Я ответила, что денег нет, и испугалась, что он предложит взаймы, но он не предложил.
– Бедность страшная. Не верьте глазам. Они все врут. Благополучие только на поверхности. Внутри, в глубине, страна нищая. Негритянский вопрос. Алкоголизм. Вот увидите.
Он говорил долго. Он рассказал, что недавно видел ночью, когда возвращался из одной своей квартиры в другую (у него по семейным обстоятельствам было две квартиры), человека, спящего на тротуаре. Полицейские не подобрали его: в участках, сказал Я., нет больше места от толпы бездомных, которые там ночуют.
– А в Европу вы не возвращались ни разу?
– Денег нет, не могу себе позволить.
– Там, знаете, тоже сейчас груши не пахнут.
– Ну, этому я не верю!
– Груши не пахнут, потому что их нет. Не знаю, где они, но я видела их только раз и то за окном одного роскошного гастрономического магазина: они лежали на вате, в шелковой бумаге… Впрочем, это неважно.
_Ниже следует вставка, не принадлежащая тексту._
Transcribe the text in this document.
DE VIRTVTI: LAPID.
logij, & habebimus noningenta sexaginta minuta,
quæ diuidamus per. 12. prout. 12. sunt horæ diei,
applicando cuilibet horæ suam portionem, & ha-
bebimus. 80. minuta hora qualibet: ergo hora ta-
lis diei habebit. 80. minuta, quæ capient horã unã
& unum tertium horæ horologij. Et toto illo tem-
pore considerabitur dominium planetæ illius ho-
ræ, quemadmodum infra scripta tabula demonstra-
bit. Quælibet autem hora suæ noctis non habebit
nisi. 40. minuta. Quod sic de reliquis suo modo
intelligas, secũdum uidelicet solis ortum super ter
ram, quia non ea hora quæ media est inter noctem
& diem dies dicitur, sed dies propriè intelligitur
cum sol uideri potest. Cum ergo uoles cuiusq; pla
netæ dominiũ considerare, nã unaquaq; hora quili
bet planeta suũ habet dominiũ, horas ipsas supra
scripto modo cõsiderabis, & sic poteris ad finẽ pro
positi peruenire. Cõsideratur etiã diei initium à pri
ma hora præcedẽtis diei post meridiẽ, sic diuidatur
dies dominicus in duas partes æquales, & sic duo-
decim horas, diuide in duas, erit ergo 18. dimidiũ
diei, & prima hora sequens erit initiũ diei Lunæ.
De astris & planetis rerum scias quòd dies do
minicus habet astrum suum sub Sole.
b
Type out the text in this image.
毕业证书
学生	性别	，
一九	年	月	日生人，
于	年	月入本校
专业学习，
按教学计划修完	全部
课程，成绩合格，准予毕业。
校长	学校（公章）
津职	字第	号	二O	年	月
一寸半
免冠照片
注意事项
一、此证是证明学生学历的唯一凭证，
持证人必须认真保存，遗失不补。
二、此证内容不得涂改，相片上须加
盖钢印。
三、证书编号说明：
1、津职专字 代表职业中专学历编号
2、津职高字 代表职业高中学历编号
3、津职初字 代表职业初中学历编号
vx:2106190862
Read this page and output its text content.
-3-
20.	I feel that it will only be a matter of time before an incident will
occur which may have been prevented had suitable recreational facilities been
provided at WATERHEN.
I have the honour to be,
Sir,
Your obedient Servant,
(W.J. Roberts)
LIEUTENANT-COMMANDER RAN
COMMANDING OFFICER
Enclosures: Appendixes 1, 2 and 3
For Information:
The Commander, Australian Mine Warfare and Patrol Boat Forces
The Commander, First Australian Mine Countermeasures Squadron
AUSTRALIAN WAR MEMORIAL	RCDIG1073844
Он говорил, наслаждаясь тем, что с моей стороны больше не было возражений. Но когда он вышел на лестницу, я побежала за ним:
– Послушайте, но тогда почему же окурки?
– Какие окурки?
– Вчера вечером у обочины тротуара, перед входом в нашу гостиницу, лежало двадцать окурков и по крайней мере пять цельных папирос, и сегодня утром они опять там лежали, может быть, и сейчас еще лежат. Обратите внимание. Почему же никто их не подбирает?
Он пожал плечами:
– Вы всегда были остроумная, – сказал он, как обычно, сквозь зубы, – это очень смешно, что вы сказали.
Я накинула пальто и пошла с ним вниз. Действительно, у обочины тротуара лежали окурки, несколько цельных папирос, мусор.
– Город грязный, – сказал Я., – тут не подметают.
Подъехало такси, и он сел в него.
Я прожила у М.С. десять дней, а затем нашла себе комнату в гостинице по объявлению в “Нью-Йорк таймсе” и переехала. И вот я оказалась в неизвестной для меня точке чужого города (это оказалась 94-я улица, почти на углу Вест-Энд авеню), одна, с моими двумя чемоданами, 27 долларами в кармане (после уплаты за комнату за неделю), в гостинице, где меня, несмотря на мои протесты, считали француженкой (видимо, у меня был тогда французский акцент в моей едва начавшейся американской речи). Справа от меня жил сыщик, или, вернее, детектив, о чем мне сказал коридорный, может быть, желая меня предостеречь. Слева от меня жил человек, который спал от восьми вечера до восьми утра, а в субботу и в воскресенье вообще не просыпался – это я знала по его храпу. Храп был слышен еще у лифта, в котором висели всякие наставления, которые я разбирала по складам, пока поднималась на восемнадцатый этаж.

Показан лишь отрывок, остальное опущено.